The Annapurna circuit is a trail of 220 kilometres, an almost complete circle which goes round the four Annapurna mountains. Usually, the trek starts in the east and circles anticlockwise to the west, divided in the north by the Thorong La pass into an eastern and a western part. Part of the trail is paralleled by a bumpy road for jeeps or even autobuses, and the two big themes that accompany all trekkers are these two: the pass and the road.
It's impossible not to get in touch with the pass from the first day of the trek. Actually, whereas the first few days everybody is free to hike as far as he wants, the four days before the crossing of Thorong La are mainly a preparation for it: in Manang at 3.500 height meters, all trekkers are strongly advised to stay a minimum of two days and to do a dayhike to higher areas for acclimatization, and they shouldn't gain more than 500 height meters during each of the next days before the crossing - all to avoid the very real threat of altitude sickness. At the last stop before Thorong La, there's almost no other conversation than each one's condition and the strategy of pass crossing. It's quite easy to get so absorbed by the pass, that you in fact forget that after it there are 10 days more of the trek - that's exactly what happened to me! It took me nearly three days to get my motivation back, after mastering the "big challenge".

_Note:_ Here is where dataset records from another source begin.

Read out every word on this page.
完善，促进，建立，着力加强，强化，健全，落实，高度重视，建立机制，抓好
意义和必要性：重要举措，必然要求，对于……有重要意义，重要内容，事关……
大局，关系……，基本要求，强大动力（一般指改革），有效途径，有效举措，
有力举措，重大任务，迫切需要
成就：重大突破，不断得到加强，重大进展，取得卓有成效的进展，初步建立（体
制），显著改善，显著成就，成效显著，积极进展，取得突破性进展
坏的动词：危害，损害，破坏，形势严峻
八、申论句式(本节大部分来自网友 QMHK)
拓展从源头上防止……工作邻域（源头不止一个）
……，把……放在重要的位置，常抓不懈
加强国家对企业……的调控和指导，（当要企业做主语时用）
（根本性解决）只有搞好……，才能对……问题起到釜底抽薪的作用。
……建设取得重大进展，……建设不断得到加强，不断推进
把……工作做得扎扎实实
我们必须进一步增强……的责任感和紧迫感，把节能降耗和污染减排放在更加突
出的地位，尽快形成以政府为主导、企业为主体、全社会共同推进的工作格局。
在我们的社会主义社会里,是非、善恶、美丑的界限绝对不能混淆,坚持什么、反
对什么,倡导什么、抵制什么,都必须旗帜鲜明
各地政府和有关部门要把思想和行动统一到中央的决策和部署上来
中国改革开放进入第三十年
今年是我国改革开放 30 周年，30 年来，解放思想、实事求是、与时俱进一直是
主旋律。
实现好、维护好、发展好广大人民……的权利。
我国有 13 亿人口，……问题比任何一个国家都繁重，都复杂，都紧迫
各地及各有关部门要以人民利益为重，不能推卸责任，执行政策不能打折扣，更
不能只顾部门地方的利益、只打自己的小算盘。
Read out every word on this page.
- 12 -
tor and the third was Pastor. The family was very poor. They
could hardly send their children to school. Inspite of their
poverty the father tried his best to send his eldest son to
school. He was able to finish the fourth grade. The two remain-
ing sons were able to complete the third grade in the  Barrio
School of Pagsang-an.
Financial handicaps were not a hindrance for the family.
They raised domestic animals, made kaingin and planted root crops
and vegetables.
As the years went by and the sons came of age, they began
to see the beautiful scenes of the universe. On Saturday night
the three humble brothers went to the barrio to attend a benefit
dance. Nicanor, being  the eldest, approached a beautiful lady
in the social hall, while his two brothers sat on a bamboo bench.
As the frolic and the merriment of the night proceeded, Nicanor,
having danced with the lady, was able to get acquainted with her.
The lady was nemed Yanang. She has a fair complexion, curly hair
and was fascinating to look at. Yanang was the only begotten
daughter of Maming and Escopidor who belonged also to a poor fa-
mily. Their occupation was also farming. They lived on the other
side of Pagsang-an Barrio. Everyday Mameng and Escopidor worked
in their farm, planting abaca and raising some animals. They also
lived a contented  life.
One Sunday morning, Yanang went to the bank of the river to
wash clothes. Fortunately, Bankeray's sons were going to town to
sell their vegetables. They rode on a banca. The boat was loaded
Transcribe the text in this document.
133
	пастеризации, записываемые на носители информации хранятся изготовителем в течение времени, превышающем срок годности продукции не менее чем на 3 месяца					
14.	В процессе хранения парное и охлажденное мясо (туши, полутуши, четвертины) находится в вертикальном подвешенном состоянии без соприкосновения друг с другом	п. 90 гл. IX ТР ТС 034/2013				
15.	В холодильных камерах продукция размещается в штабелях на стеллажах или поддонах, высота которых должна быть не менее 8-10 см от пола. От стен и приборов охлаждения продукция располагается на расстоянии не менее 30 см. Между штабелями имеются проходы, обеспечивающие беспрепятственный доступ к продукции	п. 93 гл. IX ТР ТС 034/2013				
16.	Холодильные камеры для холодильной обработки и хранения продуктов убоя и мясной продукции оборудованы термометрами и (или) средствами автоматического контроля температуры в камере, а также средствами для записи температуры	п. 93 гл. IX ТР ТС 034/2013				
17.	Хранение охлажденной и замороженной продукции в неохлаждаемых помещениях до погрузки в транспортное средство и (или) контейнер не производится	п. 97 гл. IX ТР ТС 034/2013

This is the point where also "the road" comes in: on the west side of the Annapurna circuit, there's a road that reaches almost to the pass, and many people go straight from there back to Pokhara instead of finishing the circuit. The road building business in Nepal is very fast developing: Both my trekking guide from 2009 and my map from 2011 were hopelessly outdated, because the west road exists since several years, and the road on the east side already reaches as far as the first four walking days. The locals are usually very excited about the forthcoming of the new road because they hope for more business as the access for trekkers gets easier - whereas I fear the contrary: most trekkers I talked with about the road business are coming exactly to get away from vehicles and dusty roads, and I fear that in the future the trekking business is going to move to other, less developed (some would say: destroyed) areas. It already is an additional effort to find the trails that avoid the road. Even so,I'm happy I didn't give in to the temptation to stop the trek after the pass and take a bus because these last days have been as beautiful as the first ones. Surprisingly enough, I found the most intact villages and most unspoiled landscapes here on the west side, where the road already exists for some time, and that's because there has been time for new foot trails to evolve. Foot trails which often bypass the villages which lay on the road and hoped for more business through it...
There are two days left before I reach Pokhara, and I already know I'm going to miss the trekking routine. Even if my feet are looking forward very much to a rest!